Su kabaklarını el sanatı ile buluşturuyor

  • 09:07 21 Ağustos 2023
  • Kültür Sanat
Öznur Değer
 
MÊRDÎN - Tarihi kent Mêrdîn’de su kabağından sanat eserleri yaratan Fatma Güneş, “Beni rehabilite eden bir iş. Önceden takı-tasarım yapıyordum. Sonrasında su kabağına başladım. Motiflerimi genelde evrensel, kültürel ve yöresel değerlere göre çiziyorum” diyor.
 
Kürt, Arap, Süryani,  Ermeni ve daha birçok kimlik ve kültüre ev sahipliği yapan Mêrdîn (Mardin), Mezopotamya’nın tarihi ve kadim kentlerinden biri. Farklılıkları ve tarihi güzellikleriyle insanları cezbeden Mêrdîn, sanatı ve motifleriyle de insanları kendine çekiyor. El sanatları ile de tanınan kentte Fatma Güneş de su kabağını işleyerek sanat eserleri açığa çıkarıyor.
 
Kadınlar kendini istedikleri alanda geliştirmeli
 
İlkokul 5’inci sınıfa kadar Nisêbîn’de (Nusaybin) okuyan ardından okulu bırakmak zorunda kalan Fatma, 24 yaşından sonra okula yeniden başladığını ve 4 yılda ortaokul ve liseyi açıktan okuduğunu paylaşıyor. 29 yaşında ise üniversiteye başladığını ifade eden Fatma, kadınların kendilerini istedikleri alanda geliştirmesi gerektiğini ekliyor.
 
Yeteneğini fark edince işini bıraktı
 
Munzur Üniversitesi Çocuk Gelişimi Bölümü’nden mezun olan Fatma, kısa süre bir rehabilitasyon merkezinde çalıştıktan sonra bu işin kendine göre olmadığını fak ediyor ve sanata yöneliyor. Sanata dair yeteneğini keşfetmesinin ardından topladığı su kabaklarıyla eserler yapmaya başlayan Fatma, 8 yıldır su kabaklarını elinden düşürmüyor. Fatma, su kabağı sanatına nasıl başladığını şu sözlerle aktarıyor: “Üniversiteye gittiğim yıllarda ekonomik olarak durumum iyi olmadığı için bir ressamın yanında çalışmaya başladım. Onun yanında kendimi, çizimimi geliştirdim.

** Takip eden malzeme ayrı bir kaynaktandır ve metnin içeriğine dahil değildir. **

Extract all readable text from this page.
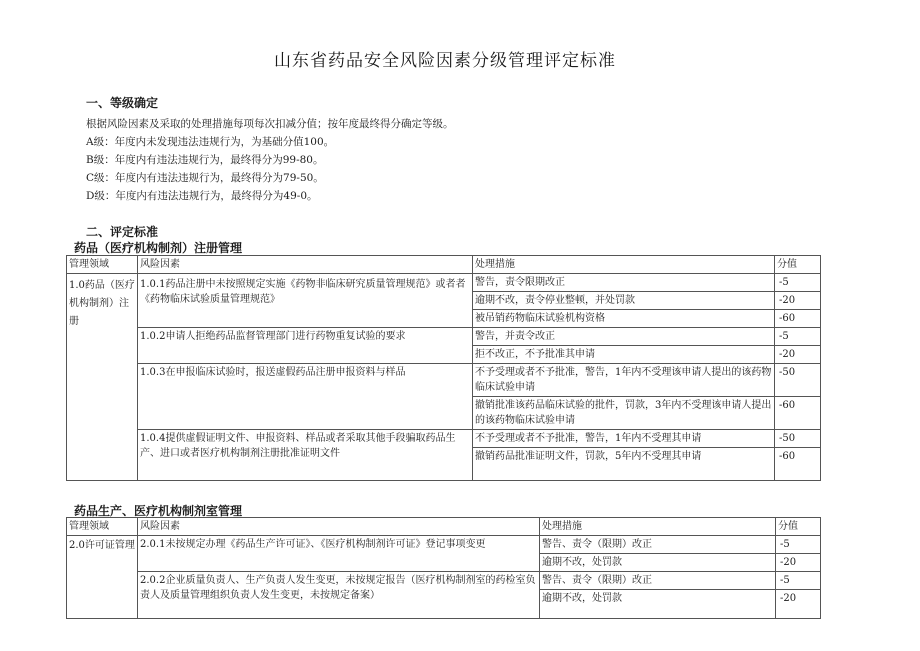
山东省药品安全风险因素分级管理评定标准
一、等级确定
根据风险因素及采取的处理措施每项每次扣减分值；按年度最终得分确定等级。
A级：年度内未发现违法违规行为，为基础分值100。
B级：年度内有违法违规行为，最终得分为99-80。
C级：年度内有违法违规行为，最终得分为79-50。
D级：年度内有违法违规行为，最终得分为49-0。
二、评定标准
药品（医疗机构制剂）注册管理
管理领域	风险因素	处理措施	分值
1.0药品（医疗机构制剂）注册	1.0.1药品注册中未按照规定实施《药物非临床研究质量管理规范》或者者《药物临床试验质量管理规范》	警告，责令限期改正	-5
		逾期不改，责令停业整顿，并处罚款	-20
		被吊销药物临床试验机构资格	-60
	1.0.2申请人拒绝药品监督管理部门进行药物重复试验的要求	警告，并责令改正	-5
		拒不改正，不予批准其申请	-20
	1.0.3在申报临床试验时，报送虚假药品注册申报资料与样品	不予受理或者不予批准，警告，1年内不受理该申请人提出的该药物临床试验申请	-50
		撤销批准该药品临床试验的批件，罚款，3年内不受理该申请人提出的该药物临床试验申请	-60
	1.0.4提供虚假证明文件、申报资料、样品或者采取其他手段骗取药品生产、进口或者医疗机构制剂注册批准证明文件	不予受理或者不予批准，警告，1年内不受理其申请	-50
		撤销药品批准证明文件，罚款，5年内不受理其申请	-60

药品生产、医疗机构制剂室管理
管理领域	风险因素	处理措施	分值
2.0许可证管理	2.0.1未按规定办理《药品生产许可证》、《医疗机构制剂许可证》登记事项变更	警告、责令（限期）改正	-5
		逾期不改，处罚款	-20
	2.0.2企业质量负责人、生产负责人发生变更，未按规定报告（医疗机构制剂室的药检室负责人及质量管理组织负责人发生变更，未按规定备案）	警告、责令（限期）改正	-5
		逾期不改，处罚款	-20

Ardından ise video izleyerek kendi kendime geliştim. 3 ay içinde su kabaklarını kırıp, temizleyip çizim yapıyorduk. 8 yıldır bu işi yapıyorum.”    
 
‘Beni rehabilite eden bir iş’
 
Kendini bu alanda geliştirmesinin ardından Dersim’de su kabağı ekmeye başladığını söyleyen Fatma, “İkliminden dolayı ektiğim kabaklar tutmadı. O nedenle daha çok Ege bölgesinden sipariş vererek satın aldığım su kabaklarını dönüştürüyorum. Şu anda kendimi bu alanda geliştirmeye devam ediyorum. Resim yeteneğim vardı ve bu işi çok sevdim. Beni rehabilite eden bir iş. Önceden takı-tasarım yapıyordum. Sonrasında su kabağına başladım. Şimdi bu işi yapmayı çok seviyorum” sözlerine yer veriyor.
 
‘Motiflerimi kültürel değerlere göre çiziyorum’
 
Dersim’deki işyerini kapatmasının ardından yaklaşık 5 ay önce Mêrdîn’e yerleşen ve açtığı bir dükkan ile su kabağı sanatı icra eden Fatma, “İşyerim çok yeni olduğu için sanatım henüz tam anlamıyla tanınmıyor ama insanların ilgisini çekeceğini düşünüyorum” diyor. Fatma, severek yaptığı su kabaklarının elinde geçirdiği süreci anlatıyor: “Önce su kabağını alıyorum. İçini temizleyip, yıkıyorum. Ardından çizim yapmaya başlıyorum ve boyuyorum. Sonrasında kullandığım makine ile (matkap benzeri) desenlerimi çiziyorum. Emeğe ve yaptığım çizime göre ortalama 3-4 günde bir su kabağını bitiriyorum. Emeğe ve motife göre bunun süresi değişiyor. Motiflerimi genelde evrensel, kültürel ve yöresel değerlere göre çiziyorum. Daha çok bu tarz motifler çiziyorum.”
 
‘Herkes sevdiği işi yapmalı’
 
Daha önce rehabilitasyon ve anaokullarında çalışmasına rağmen işini bırakıp kendini tasarıma ve üretmeye veren Fatma, herkesin sevdiği ve iyi hissettiği işi yapması gerektiğini söylüyor.